Muhalefet olarak yazmıyorum, yakın bir görüşte sayılırız; hani "Basıp gideyim ardıma bakmayayım"dan ziyade, "Nereden ne kazanır toplarım yurt içi-dışı fark etmez, nasıl faydam olur"cuyum, hayalperestim (Önceki yorumlarımda da kalırım ölümüne deli diyebilirsiniz de dedim hatta) ama gerçekçi ele almak da gerekiyor şu yorumunuza karşın. Çünkü burada bir çizgi var;
Ekonomiyi nasıl kalkındıracak bu insanlar? Bugün torpil ötesi torpille köşe başları tutuldu. Daha yeni personel alımlarında sınavlarda 90 olan gençlere mülakatta 30 verip nasıl bırakıldıklarını gördük, 60 alanların ise 100 mülakat değerlendirilmesi ile nasıl kabul edildiğini de aynı zamanda.

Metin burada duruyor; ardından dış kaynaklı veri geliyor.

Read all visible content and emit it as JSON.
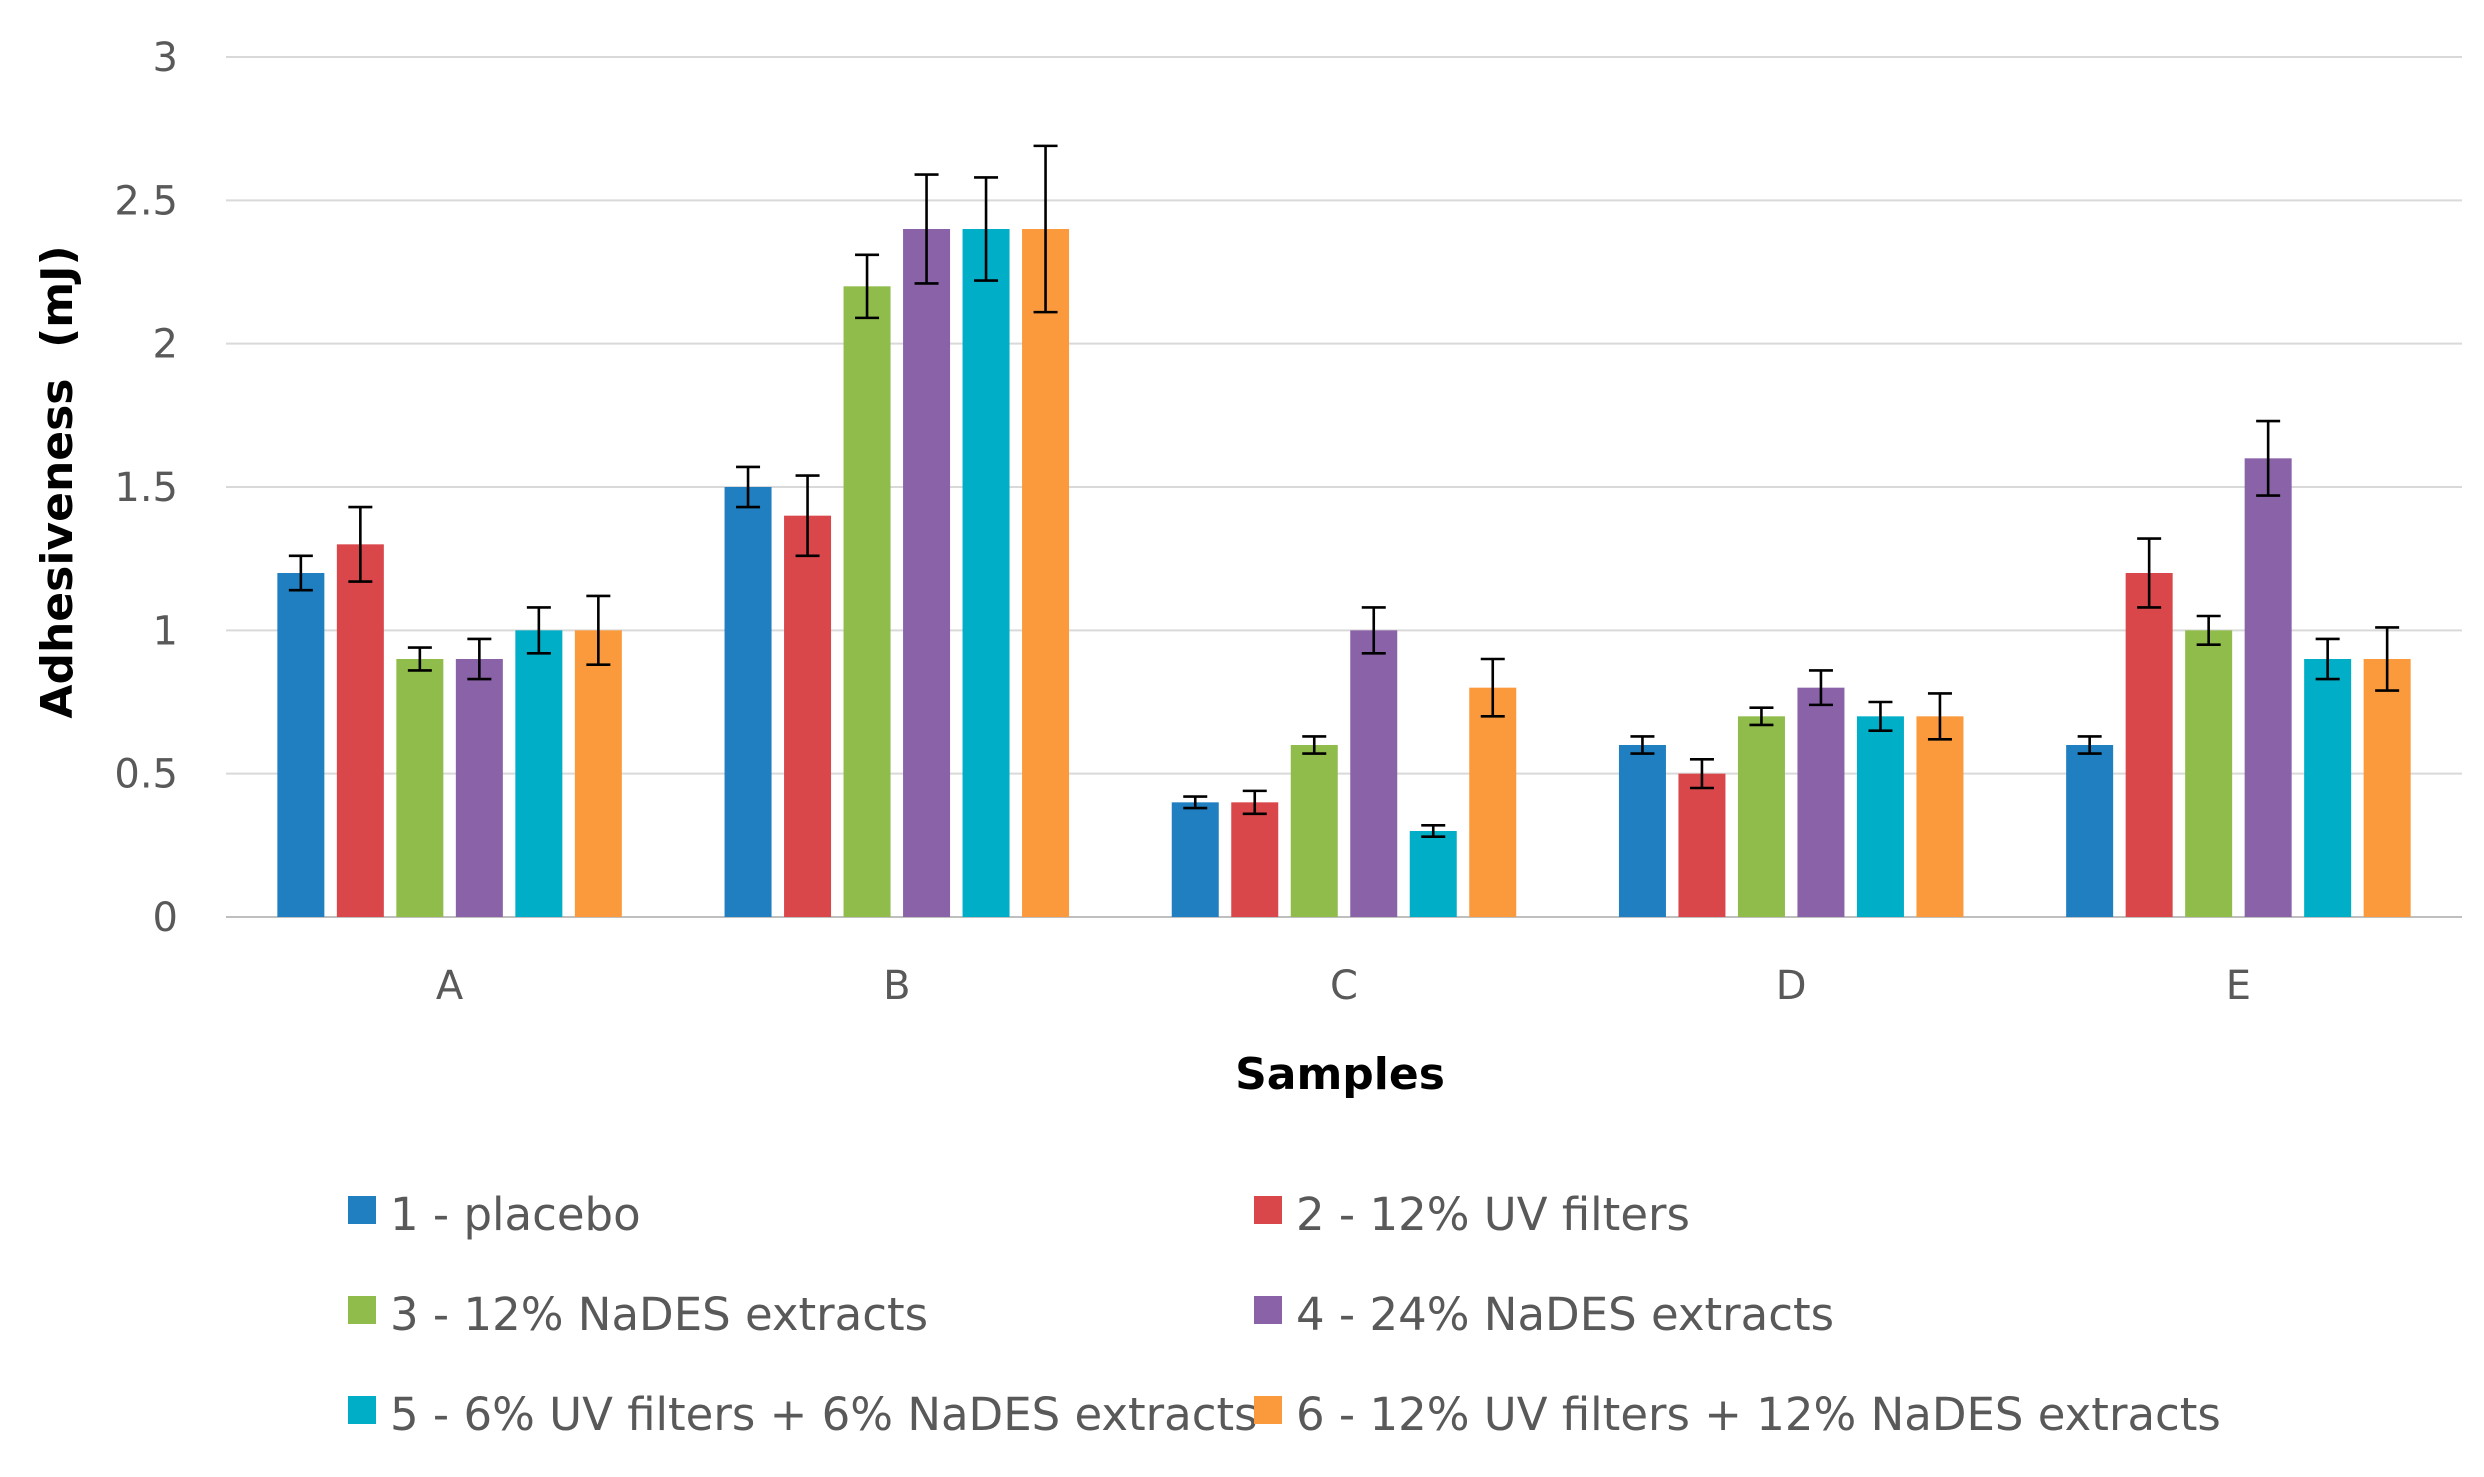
{
  "chart_data": {
    "type": "bar",
    "title": "",
    "xlabel": "Samples",
    "ylabel": "Adhesiveness  (mJ)",
    "ylim": [
      0,
      3
    ],
    "yticks": [
      0,
      0.5,
      1,
      1.5,
      2,
      2.5,
      3
    ],
    "ytick_labels": [
      "0",
      "0.5",
      "1",
      "1.5",
      "2",
      "2.5",
      "3"
    ],
    "grid": true,
    "legend_position": "bottom",
    "categories": [
      "A",
      "B",
      "C",
      "D",
      "E"
    ],
    "series": [
      {
        "name": "1 - placebo",
        "color": "#1f7fc1",
        "values": [
          1.2,
          1.5,
          0.4,
          0.6,
          0.6
        ],
        "errors": [
          0.06,
          0.07,
          0.02,
          0.03,
          0.03
        ]
      },
      {
        "name": "2 - 12% UV filters",
        "color": "#d9474b",
        "values": [
          1.3,
          1.4,
          0.4,
          0.5,
          1.2
        ],
        "errors": [
          0.13,
          0.14,
          0.04,
          0.05,
          0.12
        ]
      },
      {
        "name": "3 - 12% NaDES extracts",
        "color": "#8fbc4a",
        "values": [
          0.9,
          2.2,
          0.6,
          0.7,
          1.0
        ],
        "errors": [
          0.04,
          0.11,
          0.03,
          0.03,
          0.05
        ]
      },
      {
        "name": "4 - 24% NaDES extracts",
        "color": "#8a62a8",
        "values": [
          0.9,
          2.4,
          1.0,
          0.8,
          1.6
        ],
        "errors": [
          0.07,
          0.19,
          0.08,
          0.06,
          0.13
        ]
      },
      {
        "name": "5 - 6% UV filters + 6% NaDES extracts",
        "color": "#00aec7",
        "values": [
          1.0,
          2.4,
          0.3,
          0.7,
          0.9
        ],
        "errors": [
          0.08,
          0.18,
          0.02,
          0.05,
          0.07
        ]
      },
      {
        "name": "6 - 12% UV filters + 12% NaDES extracts",
        "color": "#fb9a3c",
        "values": [
          1.0,
          2.4,
          0.8,
          0.7,
          0.9
        ],
        "errors": [
          0.12,
          0.29,
          0.1,
          0.08,
          0.11
        ]
      }
    ]
  }
}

Siyasete girmek? Ne kadar para istiyor biliyor musunuz, ne kadar reklam istiyor? Asgari ücretle mühendis çalıştırılan bir ülkede, insan yenilgiye kaç kere tahammül edebilir?
Ülkem için can verecek evlatlarım olsun istemiyorum ben, ülkem içinde yaşatacağım evlatlarım olsun istiyorum. Vatan sevgisini anlatırken bile yaşamak değil, ölmek geliyor insanın aklına önce, çünkü çok öldük. Her gün ayrı bir yerden ölüyoruz. Eğitim sistemi can çekişiyor ki bu sistemin çökmesi demek, hakimlerin adaleti görememesi demek, doktorların elinde can veren hastalar demek, mühendislerin elinden çıkma binaların kumdan kaleler gibi yıkılabilmesi, sanatçılarının da sadece boş manzara resmi çizmesi, vurgulamaması demek. Yeni nesil öğretmenlerin elinde çocukların tükenmesi demek, bağıra bağıra kör olmak demek özetle.

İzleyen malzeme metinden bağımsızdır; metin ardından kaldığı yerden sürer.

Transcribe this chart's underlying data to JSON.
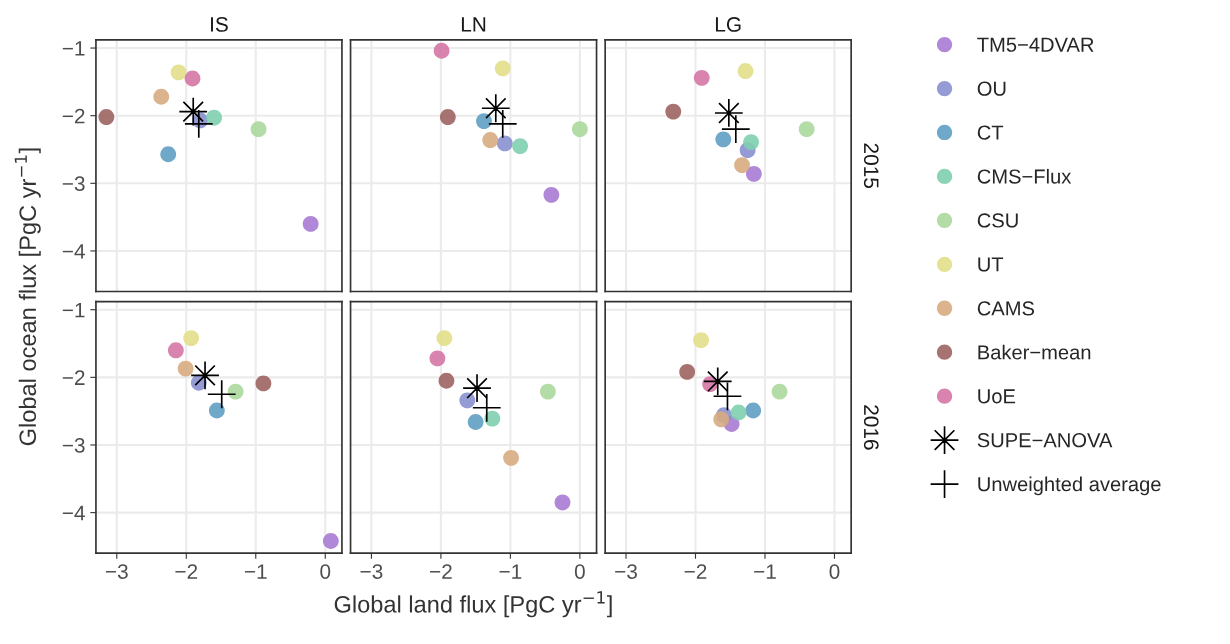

Fihrist veren adamlar var doktora tezi diye ve kabul ediliyor ya, bilmem ne ile üfürülmüş helal hurma ya alkış tutulurken şeker hastaları için özel yarabandı geliştiren çocukların projesini adamdan saymadılar. Bu da eh, küstürür insanı. Çok seven insan da küser yani, kıymet bilinmezse ağlaya ağlaya gider.
Burada kendi yolunun tıkalı olduğunu gören insan, gider yoluna bakar; ha ondan sonra dönerse apayrı bir güzellik. Dönmezse de adı ile ülkeyi yaşatır. Çok insan gitti, çok akıl gitti, çok yetenek gitti... Hiçbiri mi sevmedi vatanını? Hepsi küstü gitti Ccelik. Anlamak lazım bunu da.